|
2.2.2. Фантазии
Хотя герой испытывает трудности, пытаясь написать рассказ о чудотворце, тем не менее, в нем видна способность отдаться своим фантазиям. Впрочем, его паранойю можно считать именно проявлением этого. Кроме того, когда он выдумывает казни кричащим мальчишкам, он использует вместо будущего времени форму настоящего времени — доказательство того, что он полностью вживается в свои фантазии. Так же интенсивно он переживает жуткие истории о «беспокойных покойниках», рассказанные его «собственными мыслями» (420). Далее, когда он говорит Сакердону Михайловичу неправду о том, как он якобы «исписал пропасть бумаги», можно полагать, что он сам верит своим словам: в своих ложных ответах герой употребляет слово «сказал», а не, например, слово «соврал».

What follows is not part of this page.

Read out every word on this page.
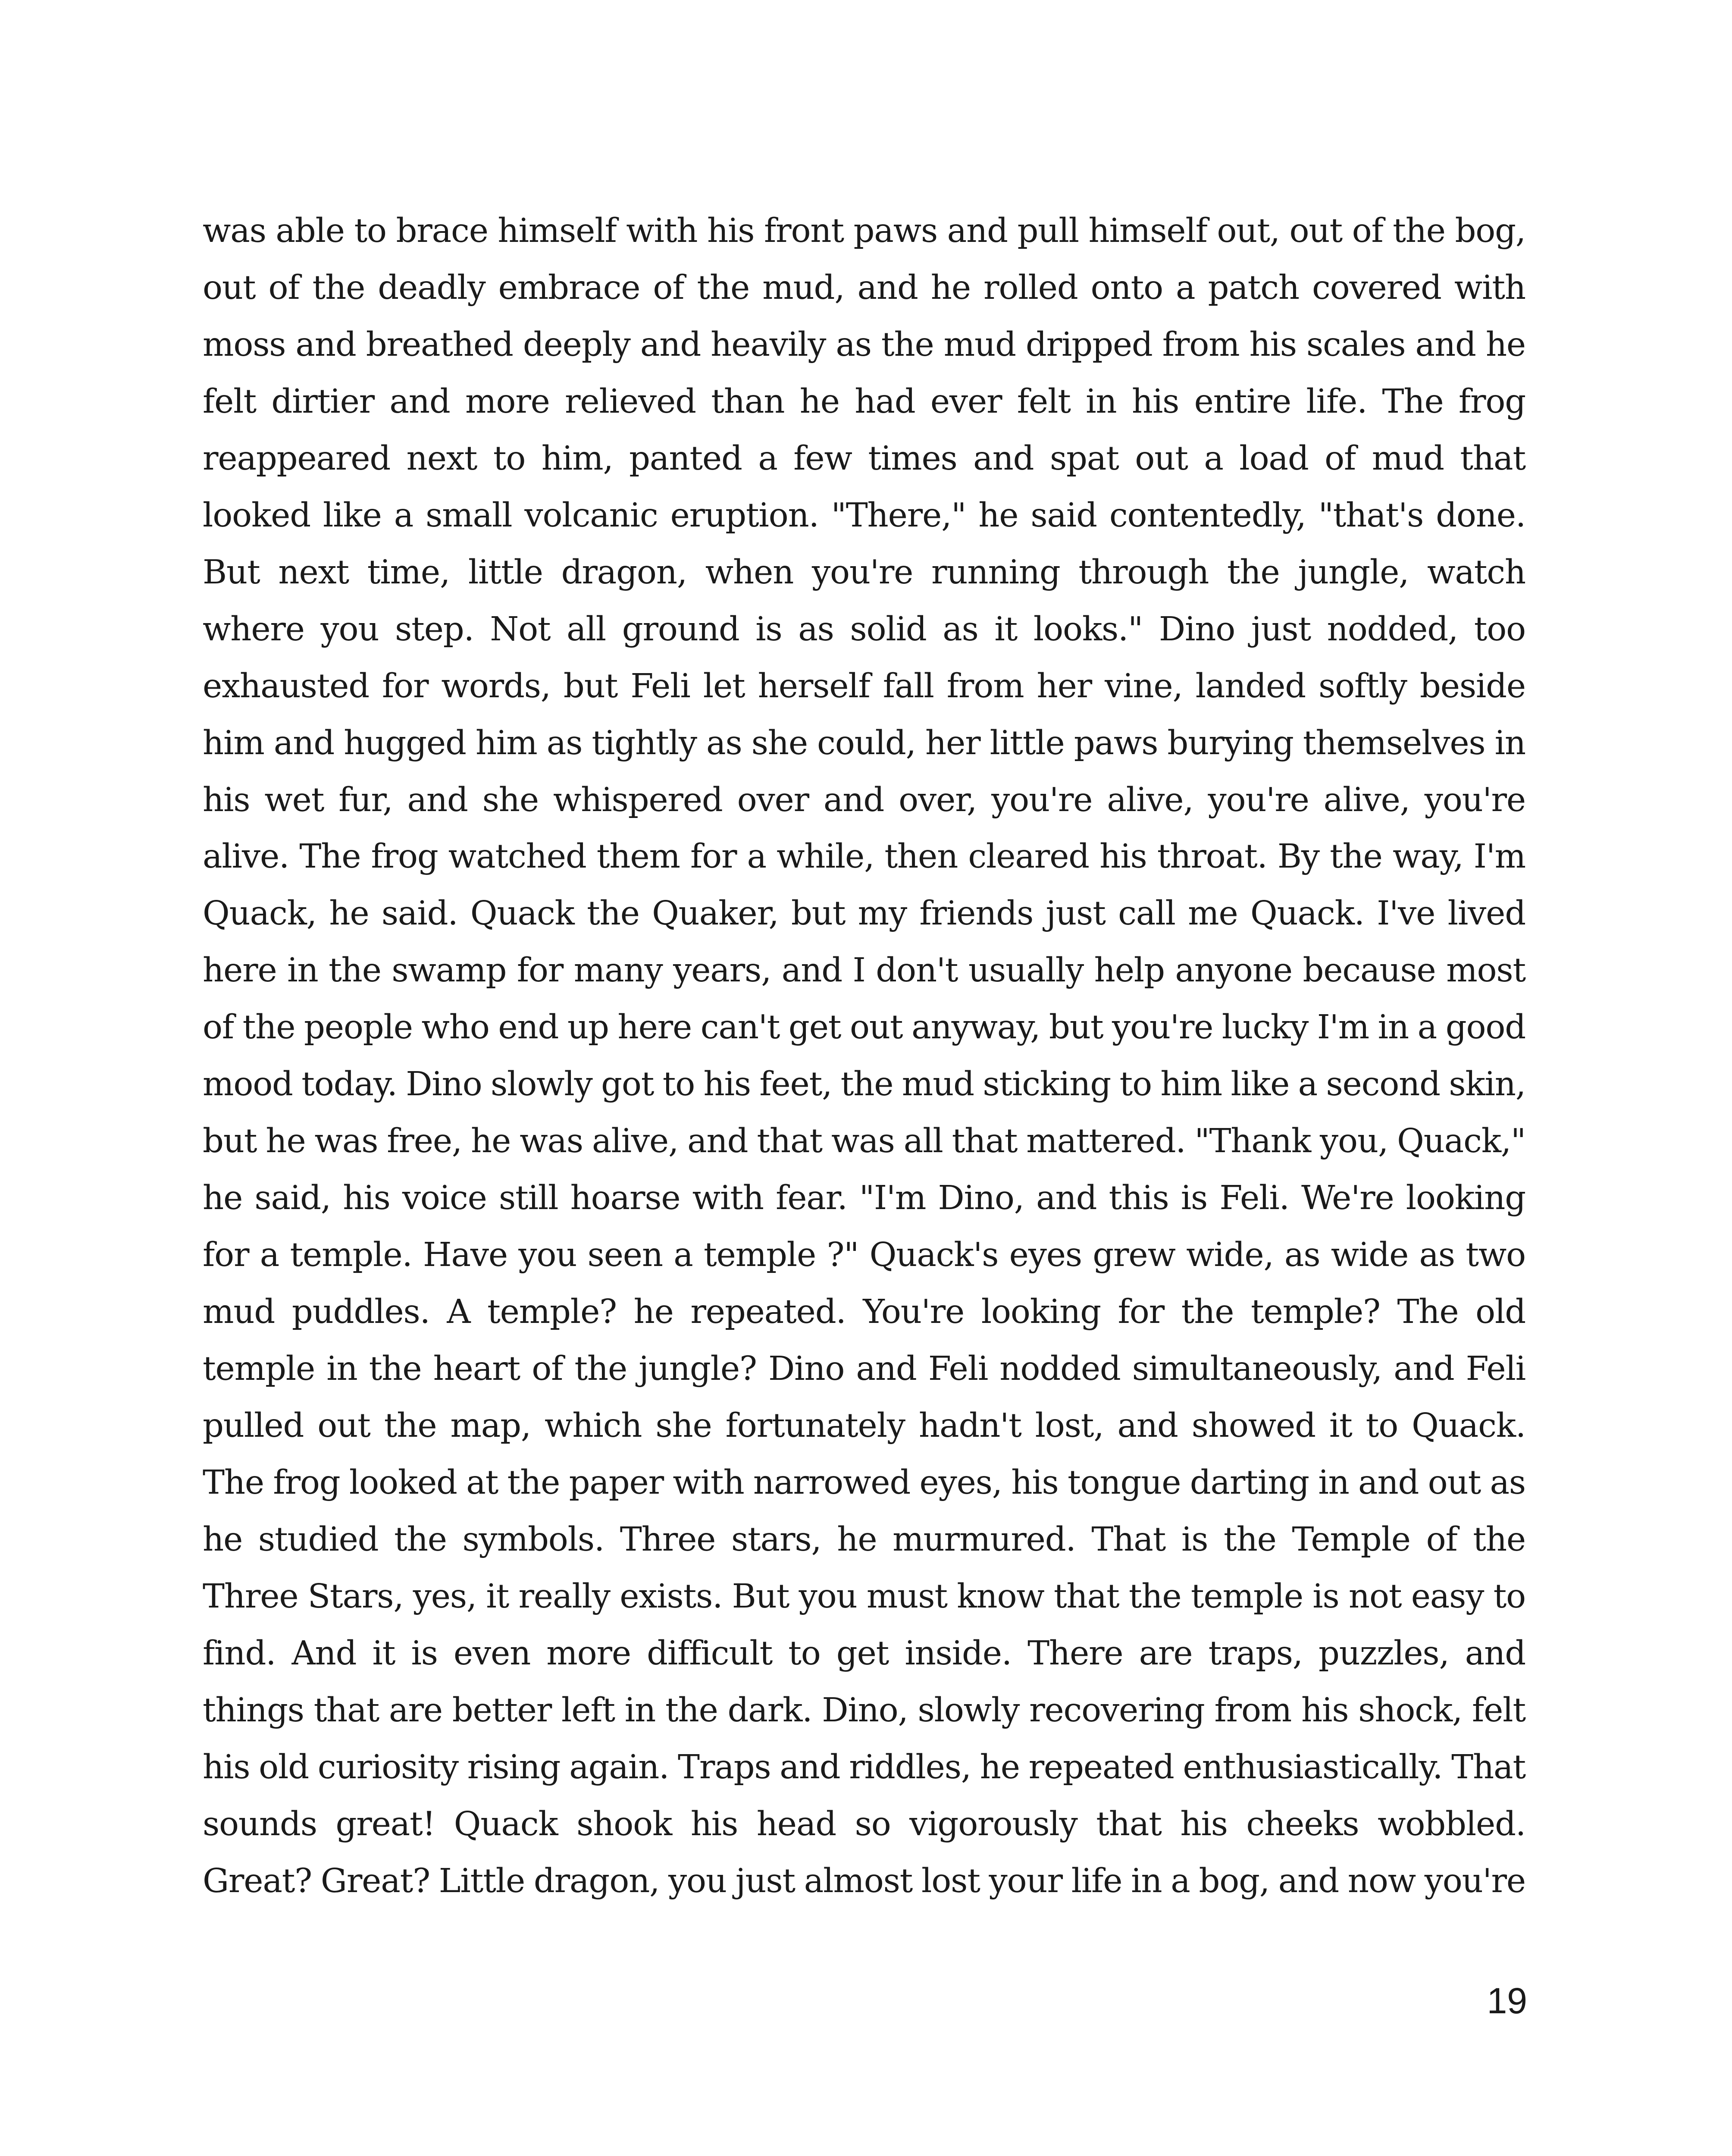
was able to brace himself with his front paws and pull himself out, out of the bog, out of the deadly embrace of the mud, and he rolled onto a patch covered with moss and breathed deeply and heavily as the mud dripped from his scales and he felt dirtier and more relieved than he had ever felt in his entire life. The frog reappeared next to him, panted a few times and spat out a load of mud that looked like a small volcanic eruption. "There," he said contentedly, "that's done. But next time, little dragon, when you're running through the jungle, watch where you step. Not all ground is as solid as it looks." Dino just nodded, too exhausted for words, but Feli let herself fall from her vine, landed softly beside him and hugged him as tightly as she could, her little paws burying themselves in his wet fur, and she whispered over and over, you're alive, you're alive, you're alive. The frog watched them for a while, then cleared his throat. By the way, I'm Quack, he said. Quack the Quaker, but my friends just call me Quack. I've lived here in the swamp for many years, and I don't usually help anyone because most of the people who end up here can't get out anyway, but you're lucky I'm in a good mood today. Dino slowly got to his feet, the mud sticking to him like a second skin, but he was free, he was alive, and that was all that mattered. "Thank you, Quack," he said, his voice still hoarse with fear. "I'm Dino, and this is Feli. We're looking for a temple. Have you seen a temple ?" Quack's eyes grew wide, as wide as two mud puddles. A temple? he repeated. You're looking for the temple? The old temple in the heart of the jungle? Dino and Feli nodded simultaneously, and Feli pulled out the map, which she fortunately hadn't lost, and showed it to Quack. The frog looked at the paper with narrowed eyes, his tongue darting in and out as he studied the symbols. Three stars, he murmured. That is the Temple of the Three Stars, yes, it really exists. But you must know that the temple is not easy to find. And it is even more difficult to get inside. There are traps, puzzles, and things that are better left in the dark. Dino, slowly recovering from his shock, felt his old curiosity rising again. Traps and riddles, he repeated enthusiastically. That sounds great! Quack shook his head so vigorously that his cheeks wobbled. Great? Great? Little dragon, you just almost lost your life in a bog, and now you're

19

- — Я все время писал, — сказан я.
— Чорт побери! — утрированно вскричал Сакердон Михайлович. — Приятно видеть перед собой гения.
— Еще бы! — сказал я.
— Много поди наваляли? — спросил Сакердон Михайлович.
— Да, — сказал я, — исписал пропасть бумаги.
— За гения наших дней, — сказал Сакердон Михайлович, поднимая рюмки. (412)
Итак, во всех упомянутых случаях герой полностью отдается своей фантазии — тому, — забывая об ограничениях реальности этого. По-другому дело обстоит, когда, к примеру, человек преднамеренно врет или вообще планирует свои действия рационально: тогда его точкой опоры служит нормальная реальность со своими закономерностями, которыми человек пользуется в своих целях.